Le modèle se présente sous forme d’une pyramide, conçue comme une extension de celle de Maslow de 1943. 

Elle est divisée en quatre étages dans lesquels trente facettes de la notion de valeur sont distribuées.

Explore les éléments de valeur

À la base, on trouve le niveau fonctionnel, avec des attributs tels que « gain de temps », « réduction de l’effort » ou « intégration ». Il s’agit de valeurs conscientes, directement perçues lors de l’utilisation du produit ou du service et reliées aux tâches que l’utilisateur cherche à accomplir.

Le deuxième niveau concerne les valeurs émotionnelles qui vont de la « réduction de l’anxiété » à la « nostalgie » en passant par le « fun et l’amusement ». À cet étage de la pyramide, la perception des valeurs est moins consciente. Elle est à la fois plus diffuse et plus profonde, et les personnes interrogées peinent à exprimer clairement ce qu’elles ressentent.

Dès le troisième niveau, proche du sommet, les attributs se font plus rares et plus universels. On touche à ce qui est perçu comme un levier de changement de nos comportements, de nos rapports aux autres, de notre façon de voir le monde.

Les auteurs appellent cette strate « life changing » et nomment les valeurs « appartenance », « héritage » ou « réalisation de soi ». Ce sont des produits et des services qui dépassent largement l’accomplissement d’une tâche. Ce sont des objets fétiches que nous transportons d’un appartement à un autre ou des réseaux sociaux dans lesquels nous nous épanouissons, quelles qu’en soient les raisons. Ce sont des services et des produits qui nous changent la vie prosaïquement ou poétiquement, nous motivent jour après jour et nous font voir le monde autrement. Ce sont, pêle-mêle, les GPS embarqués qui nous rassurent au moment de rejoindre une destination inconnue, la montre héritée de notre grand-mère qui nous rappelle des moments précieux, le groupe d’amis que l’on retrouve sur Twitch au moment de lancer une nouvelle session de League of Legends.

Très peu de produits, d’objets ou de services atteignent ce niveau, et personne ne connaît la recette pour en fabriquer. Mais il y a encore un dernier étage. Les auteurs y placent un seul et unique attribut. Une valeur reine qui, si elle est atteinte, promet richesse et gloire instantanées sur les marchés : la self-transcendence, que l’on peut traduire en français par autotranscendance.

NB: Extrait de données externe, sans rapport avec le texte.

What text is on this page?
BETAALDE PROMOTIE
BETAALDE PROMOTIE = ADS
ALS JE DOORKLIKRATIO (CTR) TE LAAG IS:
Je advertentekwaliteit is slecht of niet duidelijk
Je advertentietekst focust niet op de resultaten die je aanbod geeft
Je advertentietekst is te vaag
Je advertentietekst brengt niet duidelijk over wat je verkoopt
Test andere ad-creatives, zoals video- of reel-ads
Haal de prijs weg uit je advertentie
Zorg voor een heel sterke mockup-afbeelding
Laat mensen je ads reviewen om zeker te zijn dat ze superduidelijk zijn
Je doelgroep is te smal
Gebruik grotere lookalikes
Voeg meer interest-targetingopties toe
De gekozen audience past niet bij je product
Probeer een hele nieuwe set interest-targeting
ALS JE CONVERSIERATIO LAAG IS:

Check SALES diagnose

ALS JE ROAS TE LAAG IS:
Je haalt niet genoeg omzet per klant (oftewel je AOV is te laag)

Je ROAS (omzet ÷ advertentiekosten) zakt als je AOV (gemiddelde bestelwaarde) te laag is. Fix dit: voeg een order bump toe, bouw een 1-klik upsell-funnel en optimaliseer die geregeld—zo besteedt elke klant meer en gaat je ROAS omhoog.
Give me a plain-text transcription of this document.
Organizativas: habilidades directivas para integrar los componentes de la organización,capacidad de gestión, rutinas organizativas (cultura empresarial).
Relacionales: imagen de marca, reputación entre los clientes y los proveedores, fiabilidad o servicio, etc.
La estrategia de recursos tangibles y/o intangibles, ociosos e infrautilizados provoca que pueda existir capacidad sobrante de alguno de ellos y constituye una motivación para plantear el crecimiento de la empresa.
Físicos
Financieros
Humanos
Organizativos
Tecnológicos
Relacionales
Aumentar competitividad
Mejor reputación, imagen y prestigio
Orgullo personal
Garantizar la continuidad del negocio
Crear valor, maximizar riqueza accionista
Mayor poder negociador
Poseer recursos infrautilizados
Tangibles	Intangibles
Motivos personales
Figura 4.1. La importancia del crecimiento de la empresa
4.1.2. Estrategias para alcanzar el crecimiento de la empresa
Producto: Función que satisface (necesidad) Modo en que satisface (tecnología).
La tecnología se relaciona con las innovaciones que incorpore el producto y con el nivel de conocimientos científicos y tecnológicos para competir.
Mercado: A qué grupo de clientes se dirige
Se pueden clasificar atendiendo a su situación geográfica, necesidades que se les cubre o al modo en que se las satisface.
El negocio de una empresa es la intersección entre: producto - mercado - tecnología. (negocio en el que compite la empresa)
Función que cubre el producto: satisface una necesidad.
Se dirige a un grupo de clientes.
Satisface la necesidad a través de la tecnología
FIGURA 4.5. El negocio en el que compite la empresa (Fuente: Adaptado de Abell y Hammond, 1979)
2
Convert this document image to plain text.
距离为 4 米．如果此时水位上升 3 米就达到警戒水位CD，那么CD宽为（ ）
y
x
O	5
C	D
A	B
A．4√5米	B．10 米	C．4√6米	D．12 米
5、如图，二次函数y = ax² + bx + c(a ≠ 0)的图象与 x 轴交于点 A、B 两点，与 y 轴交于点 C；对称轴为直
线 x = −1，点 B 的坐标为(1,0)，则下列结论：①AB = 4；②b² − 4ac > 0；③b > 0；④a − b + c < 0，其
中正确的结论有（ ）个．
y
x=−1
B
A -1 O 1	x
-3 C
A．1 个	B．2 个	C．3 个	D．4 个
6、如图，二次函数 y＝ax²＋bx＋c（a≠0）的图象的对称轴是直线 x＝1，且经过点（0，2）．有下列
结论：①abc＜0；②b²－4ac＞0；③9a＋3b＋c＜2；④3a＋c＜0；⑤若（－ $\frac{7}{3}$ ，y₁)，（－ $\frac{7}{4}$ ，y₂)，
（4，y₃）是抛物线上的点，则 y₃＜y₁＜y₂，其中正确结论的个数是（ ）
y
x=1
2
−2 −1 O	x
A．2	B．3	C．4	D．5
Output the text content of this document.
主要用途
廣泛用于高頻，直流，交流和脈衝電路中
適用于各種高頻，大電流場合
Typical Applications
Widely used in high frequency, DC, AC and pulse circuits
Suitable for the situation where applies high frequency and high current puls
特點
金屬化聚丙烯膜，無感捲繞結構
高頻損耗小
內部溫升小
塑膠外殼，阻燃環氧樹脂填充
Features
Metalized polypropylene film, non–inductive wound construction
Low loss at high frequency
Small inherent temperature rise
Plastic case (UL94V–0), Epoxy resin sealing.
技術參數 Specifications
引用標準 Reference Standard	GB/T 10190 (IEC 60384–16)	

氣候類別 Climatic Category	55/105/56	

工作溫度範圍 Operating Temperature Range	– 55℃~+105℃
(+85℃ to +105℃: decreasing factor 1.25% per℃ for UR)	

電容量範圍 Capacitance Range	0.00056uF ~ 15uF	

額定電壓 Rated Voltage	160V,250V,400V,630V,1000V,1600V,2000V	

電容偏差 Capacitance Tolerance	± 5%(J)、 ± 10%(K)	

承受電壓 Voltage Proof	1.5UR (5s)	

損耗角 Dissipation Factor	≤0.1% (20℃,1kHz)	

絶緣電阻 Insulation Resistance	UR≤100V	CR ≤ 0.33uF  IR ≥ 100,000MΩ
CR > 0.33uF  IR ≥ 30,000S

Cette notion est à comprendre, dans ce contexte, comme une référence à un état d’esprit ou à l’expérience d’une personne qui va au-delà de sa propre individualité et se connecte à quelque chose de plus vaste ou de plus élevé. Cela peut impliquer un dépassement des limites personnelles, des préoccupations matérielles ou des notions conventionnelles de soi.

Percevoir cette valeur est rare par définition. On ne s’autotranscende pas tous les jours ! La percevoir dans un produit ou un service est à la limite d’une forme de folie. Et pourtant, quand on lit des témoignages d’utilisateurs de ChatGPT, et des outils d’IA similaires, le doute s’installe. Certains craignent qu’il ne les « prive de leur motivation, de leur créativité et de leur esprit critique [11] » , en d’autres termes, que le robot les fasse régresser dans une autotranscendance inversée, une sorte de retour au fond de la grotte de Platon.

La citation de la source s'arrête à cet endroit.